Rolling back the Renaissance
by Tom Sullivan
"Gullibility is the new civic duty," Charlie Pierce wrote in describing the Carly Fiorina SuperPAC, Carly For America. The Federal Election Commission rule against coordination between SuperPACs and campaigns they support is one "everybody knows but to which very few people pay attention." It may look like a campaign, act like a campaign, and raise money like a campaign, but it's not:
At a typical Fiorina campaign stop, a CARLY For America staffer was stationed at a table outside of the event space to sign up attendees for the super PAC’s email list. Another staffer handed out CARLY For America stickers to attendees as they arrived. When Fiorina and her staff entered the event, they were usually met by a room covered in red “CARLY” signs and tables covered in pro-Fiorina literature, all produced by CARLY For America.
If a regular voter attended every campaign stop and handed out flyers telling someone to vote for that candidate, the cost of printing would count as an in-kind expenditure. Both Fiorina’s campaign and CARLY For America maintain that the work being done by the super PAC does not constitute an in-kind contribution to the campaign, but an independent expenditure. But election-law experts say that, in effect, the super PAC is providing a service by staffing the events.
But evidence is so Enlightenment, you know? It is the enemy of gullibility. Faith, ideology? Those are now the coin of the realm. Mike Huckabee can claim that "the Dred Scott decision of 1857 still remains to this day the law of the land, which says that black people aren’t fully human,” in defending Kim Davis' claims of religious persecution. He can ignore the 14th Amendment. It just muddies the ideological waters. Evidence is inconvenient like that. If might makes right, so does faith ... in whatever.

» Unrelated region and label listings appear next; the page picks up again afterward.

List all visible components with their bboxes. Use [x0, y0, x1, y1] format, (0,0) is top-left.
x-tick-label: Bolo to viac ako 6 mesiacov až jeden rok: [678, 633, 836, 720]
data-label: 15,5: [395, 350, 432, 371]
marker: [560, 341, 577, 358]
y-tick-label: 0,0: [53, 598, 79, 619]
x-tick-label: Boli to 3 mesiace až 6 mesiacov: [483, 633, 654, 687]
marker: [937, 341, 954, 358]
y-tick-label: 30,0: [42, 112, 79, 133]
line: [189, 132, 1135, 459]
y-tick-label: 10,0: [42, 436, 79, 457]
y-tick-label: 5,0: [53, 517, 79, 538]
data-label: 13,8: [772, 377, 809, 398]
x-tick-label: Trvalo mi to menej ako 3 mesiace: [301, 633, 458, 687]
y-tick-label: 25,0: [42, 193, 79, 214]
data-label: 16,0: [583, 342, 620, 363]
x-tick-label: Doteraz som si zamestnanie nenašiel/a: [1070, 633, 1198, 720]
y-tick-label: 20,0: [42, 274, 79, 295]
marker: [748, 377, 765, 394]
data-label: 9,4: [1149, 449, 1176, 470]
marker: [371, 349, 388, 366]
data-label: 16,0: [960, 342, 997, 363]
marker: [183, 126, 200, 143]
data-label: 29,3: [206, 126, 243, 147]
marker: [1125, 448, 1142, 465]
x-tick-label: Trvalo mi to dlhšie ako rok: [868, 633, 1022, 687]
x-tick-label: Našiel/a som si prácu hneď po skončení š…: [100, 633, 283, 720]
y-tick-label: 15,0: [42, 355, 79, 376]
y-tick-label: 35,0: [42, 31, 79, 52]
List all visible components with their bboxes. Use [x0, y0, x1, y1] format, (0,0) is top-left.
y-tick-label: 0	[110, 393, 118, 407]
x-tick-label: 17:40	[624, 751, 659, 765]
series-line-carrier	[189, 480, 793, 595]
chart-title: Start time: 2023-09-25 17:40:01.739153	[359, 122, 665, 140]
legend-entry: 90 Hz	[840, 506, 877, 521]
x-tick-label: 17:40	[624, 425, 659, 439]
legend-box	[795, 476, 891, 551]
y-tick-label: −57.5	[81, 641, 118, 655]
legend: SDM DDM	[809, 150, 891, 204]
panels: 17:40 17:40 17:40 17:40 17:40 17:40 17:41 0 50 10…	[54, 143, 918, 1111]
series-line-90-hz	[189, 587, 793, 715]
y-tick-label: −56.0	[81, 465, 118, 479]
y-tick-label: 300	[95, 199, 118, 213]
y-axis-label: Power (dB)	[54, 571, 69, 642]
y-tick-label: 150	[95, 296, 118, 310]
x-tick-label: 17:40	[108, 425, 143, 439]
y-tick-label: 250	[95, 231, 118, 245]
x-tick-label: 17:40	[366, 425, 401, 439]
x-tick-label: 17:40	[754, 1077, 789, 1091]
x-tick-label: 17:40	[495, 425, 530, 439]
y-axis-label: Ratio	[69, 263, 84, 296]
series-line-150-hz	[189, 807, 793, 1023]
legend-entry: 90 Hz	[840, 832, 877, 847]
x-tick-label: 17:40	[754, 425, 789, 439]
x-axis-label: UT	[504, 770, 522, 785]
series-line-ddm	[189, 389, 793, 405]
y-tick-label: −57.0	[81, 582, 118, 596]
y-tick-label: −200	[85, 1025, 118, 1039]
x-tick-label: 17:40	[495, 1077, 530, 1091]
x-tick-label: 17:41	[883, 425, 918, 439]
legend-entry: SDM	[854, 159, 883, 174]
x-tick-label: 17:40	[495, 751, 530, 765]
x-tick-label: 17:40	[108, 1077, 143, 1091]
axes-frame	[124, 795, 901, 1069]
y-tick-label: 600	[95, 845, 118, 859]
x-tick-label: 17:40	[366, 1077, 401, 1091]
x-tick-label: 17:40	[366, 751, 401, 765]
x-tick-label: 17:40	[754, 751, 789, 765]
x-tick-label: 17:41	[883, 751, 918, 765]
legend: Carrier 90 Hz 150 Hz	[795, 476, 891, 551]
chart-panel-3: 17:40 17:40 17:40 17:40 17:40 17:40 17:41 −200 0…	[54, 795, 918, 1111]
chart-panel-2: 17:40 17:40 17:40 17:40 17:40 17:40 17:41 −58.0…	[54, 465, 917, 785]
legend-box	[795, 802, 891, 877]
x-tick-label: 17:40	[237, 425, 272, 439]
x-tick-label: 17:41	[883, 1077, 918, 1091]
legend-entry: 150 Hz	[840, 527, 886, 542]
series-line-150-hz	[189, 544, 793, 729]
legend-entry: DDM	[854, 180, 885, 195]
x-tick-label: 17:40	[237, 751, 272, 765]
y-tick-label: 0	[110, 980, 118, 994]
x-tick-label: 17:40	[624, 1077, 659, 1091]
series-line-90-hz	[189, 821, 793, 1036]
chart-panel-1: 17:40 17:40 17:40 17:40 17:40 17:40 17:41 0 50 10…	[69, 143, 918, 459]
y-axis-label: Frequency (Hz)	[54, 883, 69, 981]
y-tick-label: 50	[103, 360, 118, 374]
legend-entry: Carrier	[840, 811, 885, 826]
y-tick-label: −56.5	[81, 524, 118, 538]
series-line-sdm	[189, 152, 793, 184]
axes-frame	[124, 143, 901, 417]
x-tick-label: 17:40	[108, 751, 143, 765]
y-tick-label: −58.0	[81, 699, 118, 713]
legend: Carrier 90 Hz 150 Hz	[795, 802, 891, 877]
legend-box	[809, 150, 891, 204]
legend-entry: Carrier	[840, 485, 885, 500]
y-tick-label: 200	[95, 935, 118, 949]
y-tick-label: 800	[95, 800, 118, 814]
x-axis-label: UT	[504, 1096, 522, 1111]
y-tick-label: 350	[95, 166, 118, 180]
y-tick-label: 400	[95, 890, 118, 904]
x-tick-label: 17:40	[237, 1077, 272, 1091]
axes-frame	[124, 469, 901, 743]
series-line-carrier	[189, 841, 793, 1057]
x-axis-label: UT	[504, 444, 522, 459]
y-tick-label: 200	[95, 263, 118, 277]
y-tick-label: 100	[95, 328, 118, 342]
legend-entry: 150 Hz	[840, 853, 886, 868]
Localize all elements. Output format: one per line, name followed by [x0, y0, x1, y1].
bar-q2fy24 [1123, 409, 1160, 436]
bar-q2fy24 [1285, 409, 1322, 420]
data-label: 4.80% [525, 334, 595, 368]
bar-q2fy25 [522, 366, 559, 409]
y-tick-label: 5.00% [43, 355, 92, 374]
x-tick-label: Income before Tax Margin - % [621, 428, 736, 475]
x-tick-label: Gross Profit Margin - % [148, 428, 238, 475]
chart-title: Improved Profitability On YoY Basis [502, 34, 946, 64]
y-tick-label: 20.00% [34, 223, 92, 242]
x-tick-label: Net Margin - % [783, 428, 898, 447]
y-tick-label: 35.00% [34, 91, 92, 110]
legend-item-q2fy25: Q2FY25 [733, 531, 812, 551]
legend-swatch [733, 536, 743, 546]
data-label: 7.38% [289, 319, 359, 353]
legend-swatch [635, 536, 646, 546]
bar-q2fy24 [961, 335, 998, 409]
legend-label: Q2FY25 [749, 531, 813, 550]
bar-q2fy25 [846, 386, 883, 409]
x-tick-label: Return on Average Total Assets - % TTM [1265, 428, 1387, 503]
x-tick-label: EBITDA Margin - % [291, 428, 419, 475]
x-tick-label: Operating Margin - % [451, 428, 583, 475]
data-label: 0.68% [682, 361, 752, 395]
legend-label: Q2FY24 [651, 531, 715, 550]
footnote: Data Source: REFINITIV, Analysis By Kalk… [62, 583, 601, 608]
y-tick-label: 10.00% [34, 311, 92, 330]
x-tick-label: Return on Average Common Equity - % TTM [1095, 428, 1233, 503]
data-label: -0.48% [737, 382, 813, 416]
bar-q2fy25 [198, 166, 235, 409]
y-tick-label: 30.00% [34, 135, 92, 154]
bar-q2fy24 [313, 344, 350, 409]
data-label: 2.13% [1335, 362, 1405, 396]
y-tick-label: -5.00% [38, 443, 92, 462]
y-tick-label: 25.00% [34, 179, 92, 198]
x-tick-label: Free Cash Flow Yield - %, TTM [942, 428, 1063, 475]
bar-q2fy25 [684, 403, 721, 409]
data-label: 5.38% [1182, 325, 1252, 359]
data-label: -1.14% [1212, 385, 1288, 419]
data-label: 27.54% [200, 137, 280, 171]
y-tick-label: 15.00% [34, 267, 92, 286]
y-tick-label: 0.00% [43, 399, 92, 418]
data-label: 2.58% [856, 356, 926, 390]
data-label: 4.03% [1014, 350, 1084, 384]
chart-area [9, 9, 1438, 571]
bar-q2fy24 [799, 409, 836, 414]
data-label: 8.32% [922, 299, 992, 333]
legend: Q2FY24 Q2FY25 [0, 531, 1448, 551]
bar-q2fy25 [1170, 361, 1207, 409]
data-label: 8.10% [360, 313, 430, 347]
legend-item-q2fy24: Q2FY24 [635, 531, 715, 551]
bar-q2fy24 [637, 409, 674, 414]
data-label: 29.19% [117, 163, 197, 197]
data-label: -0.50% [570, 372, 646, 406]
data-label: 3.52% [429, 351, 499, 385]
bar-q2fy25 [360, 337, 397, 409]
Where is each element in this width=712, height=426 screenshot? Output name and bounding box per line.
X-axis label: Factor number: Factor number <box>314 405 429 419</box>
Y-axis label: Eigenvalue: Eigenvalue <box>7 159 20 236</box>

In spite of “evidence-based policymaking” finding at least rhetorical bipartisan support in Washington, Politico reports there is "a quiet war on the idea" in Washington. In climate science, gun violence, violent crime, health care, and education research, Congress is either blocking funding or cutting it. Even the American Enterprise Institute is alarmed by proposed cuts to the Bureau of Labor Statistics (BLS), writes Harry Stein:
The decision by Congress to weaken its own ability to gather and process evidence might be the most troubling example of how Congress has lost interest in applying evidence to inform public policy. These budget cuts undermine vital nonpartisan institutions within the legislative branch, including the policy experts at the Congressional Research Service and the investigators at the Government Accountability Office. These institutions are critical sources for Congress to get credible research and evaluation of public policy from experts who are independent from the executive branch. Budget cuts also make it harder for members and committees of Congress to hire and retain their own top-notch policy staff to understand complex issues, which makes legislators more dependent on expertise from lobbyists and interest groups.
There you are. Because dependency on the government is bad for you. Government dependency on lobbyists is good for America. They prefer it that way.
The irony about evidence falling on hard times is that when I arrived here in the 1990s, the New Age was in full flower-power. As Larry Massett observed in “A Night on Mt. Shasta” (recorded during the Harmonic Convergence), "I met a lot of people I liked and almost no one I believed." People following their spiritual journeys seemed alienated by modernity, and suckers for whatever snake oil came peddled by people who seemed genuine enough.
Twenty years later, it is time again. Donald Trump, a cross between P.T. Barnum and Minnesota Fats, is leading the Republican field for president because he seems genuine. Among Democrats, Joe Biden is the genuine non-candidate:
To be genuine would be a great strength at a time when Hillary Clinton seems all the more contrived for trying to be spontaneous and people are responding to Donald Trump no matter what he says simply because he seems to be saying what he really thinks at that moment.
In the past, the knock on Biden has been that he utters whatever pops into his brain. Trump has made this into a big positive and that could make it the same for Biden.
True, but not particularly comforting. A few years ago, I ran a series at Scrutiny Hooligans called Unmaking the American Century. I might have to re-title it. A large swath of America seems eager to roll things back further still. Past the Enlightenment. Past the Renaissance.
Welcome back, Middle Ages. They missed you.